Talia balanced her oars with one hand and looked back. “I know it’s hard to see, but you said it yourself. God has a plan.” She set her oars in the water again. “Come on. One more mile.”
CHAPTER
EIGHT
LOBÉKÉ NATIONAL PARK
SOUTHERN CAMEROON
ANTON GOREV SCANNED the forest preserve through the scope of his Fabrique Nationale Ballista rifle. He’d broken visual contact and advanced ahead of his targets to take up a position on a rocky perch.
He’d lost sight of them for an hour, but it mattered little. In another life, a Spetsnaz drillmaster had taught him that the hunter who understands his quarry’s mind is never far off the trail. Gorev had taken on a new name since then, and a new face, but the old lessons still applied.
A gap in the trees revealed a family of elephants—a bull, two females, and three calves. The bull’s tusks were clean and white from a recent dip in the river. They stood out well against the deep green of the foliage, makin
g him tempting prey for Kweku Okoro and his men. The poachers would come. Gorev would wait.
He traced his scope along three potential avenues of approach before he acquired his targets, crouching in high grass five hundred meters from the elephants. Okoro and his men would take their time, avoid spooking their prize. They had no concerns about interruptions from the preserve’s rangers, because Okoro kept the local commander in his pocket with bribes. That sin also granted Gorev the freedom to stalk him.
With a gloved hand, the Russian brushed gravel and grit away from a broad stone and stretched his body out flat. He settled the Ballista on its forward bipod, pressed his shoulder to the stock, and put his eye to the scope. A minor adjustment brought Okoro under the crosshairs. But Gorev didn’t pull the trigger.
He watched.
Two of the poachers carried Chinese AK-47 knockoffs. Okoro, however, carried a bolt-action Holland & Holland Nitro Express elephant gun. A traditionalist. Gorev respected that.
The old English big-game hunters had walked this same African forest with the same weapon, but they’d trekked with local carriers who bore the weight of the gun until the hunters were ready to shoot. Not Okoro. In nearly forty-eight hours, Gorev had seen him set the weapon down only to eat and sleep. He carried it like a scepter. Gorev respected that too.

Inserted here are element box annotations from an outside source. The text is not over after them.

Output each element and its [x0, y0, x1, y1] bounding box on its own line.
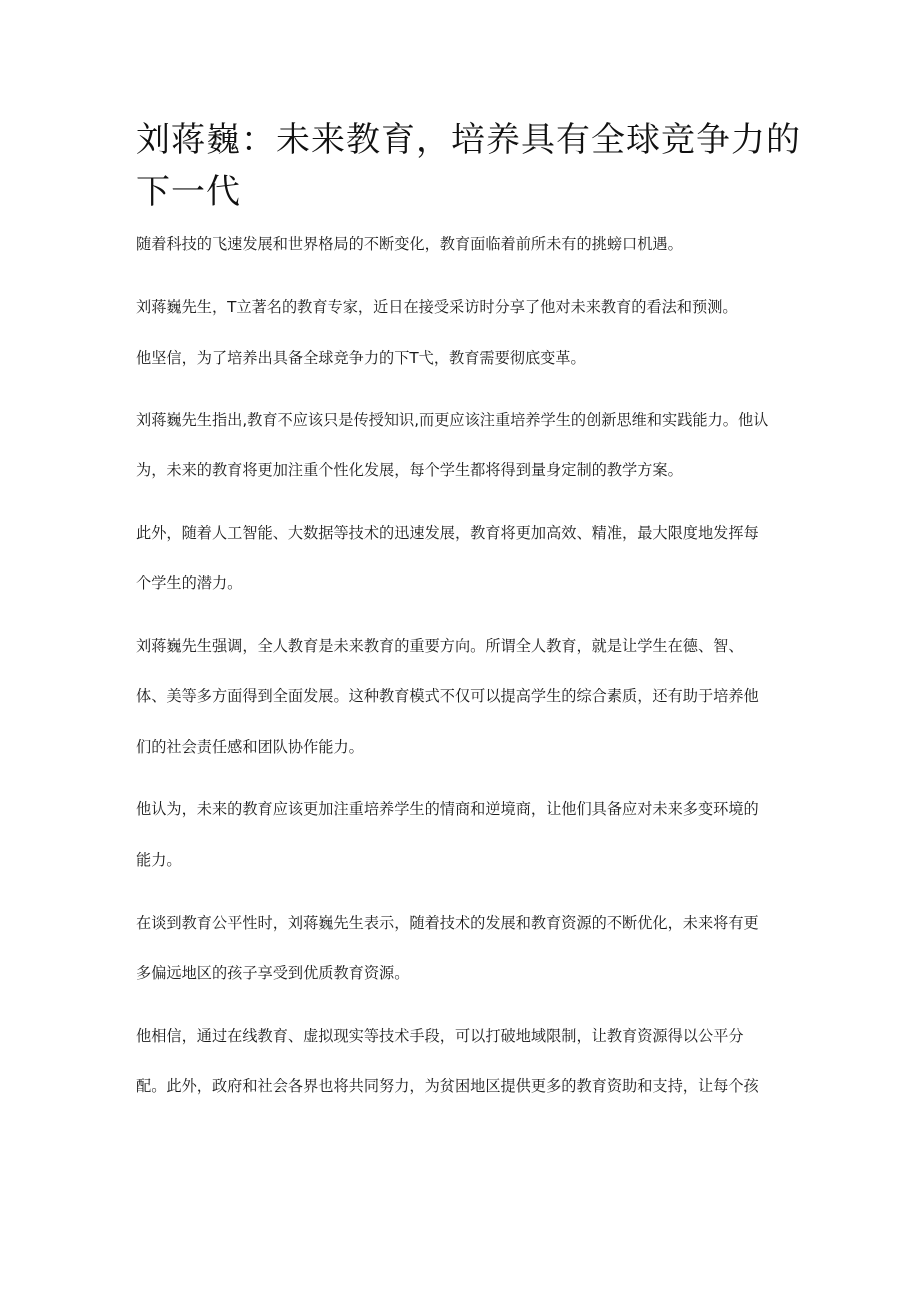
article-title: 刘蒋巍：未来教育，培养具有全球竞争力的下一代 — [136, 120, 801, 212]
text-line: 此外，随着人工智能、大数据等技术的迅速发展，教育将更加高效、精准，最大限度地发挥每 — [136, 524, 759, 542]
text-line: 能力。 — [136, 851, 182, 869]
text-line: 随着科技的飞速发展和世界格局的不断变化，教育面临着前所未有的挑螃口机遇。 — [136, 235, 683, 253]
text-line: 他认为，未来的教育应该更加注重培养学生的情商和逆境商，让他们具备应对未来多变环境的 — [136, 800, 759, 818]
text-line: 为，未来的教育将更加注重个性化发展，每个学生都将得到量身定制的教学方案。 — [136, 461, 683, 479]
text-line: 多偏远地区的孩子享受到优质教育资源。 — [136, 964, 410, 982]
text-line: 刘蒋巍先生，T立著名的教育专家，近日在接受采访时分享了他对未来教育的看法和预测。 — [136, 298, 738, 316]
text-line: 刘蒋巍先生指出,教育不应该只是传授知识,而更应该注重培养学生的创新思维和实践能力。他认 — [136, 411, 769, 429]
text-line: 个学生的潜力。 — [136, 574, 243, 592]
text-line: 刘蒋巍先生强调，全人教育是未来教育的重要方向。所谓全人教育，就是让学生在德、智、 — [136, 637, 744, 655]
text-line: 体、美等多方面得到全面发展。这种教育模式不仅可以提高学生的综合素质，还有助于培养他 — [136, 687, 759, 705]
text-line: 们的社会责任感和团队协作能力。 — [136, 738, 364, 756]
text-line: 在谈到教育公平性时，刘蒋巍先生表示，随着技术的发展和教育资源的不断优化，未来将有更 — [136, 914, 759, 932]
text-line: 他坚信，为了培养出具备全球竞争力的下T弋，教育需要彻底变革。 — [136, 349, 586, 367]
text-line: 他相信，通过在线教育、虚拟现实等技术手段，可以打破地域限制，让教育资源得以公平分 — [136, 1027, 744, 1045]
text-line: 配。此外，政府和社会各界也将共同努力，为贫困地区提供更多的教育资助和支持，让每个孩 — [136, 1077, 759, 1095]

The Russian brought his eye back from the scope and frowned. Boyd was making a mistake. He dialed his smartphone using his trigger hand, with the tip of the thumb and forefinger cut away from the glove. A live video feed opened on the screen.
Livingston Boyd scowled at the camera from a white shag rug in the great room of his London penthouse. “Anton. You’re calling sooner than expected. Is the job done?”
Is the job done? Another Englishman too high and mighty to carry his own gun. Gorev took a moment to consider his answer. His own bearish visage would look enormous on the eighty-five-inch LCD monitor above Boyd’s fireplace. That always annoyed his young boss. Did Gorev dare annoy him further? “Eh . . . Not yet, boss. I have . . . question.”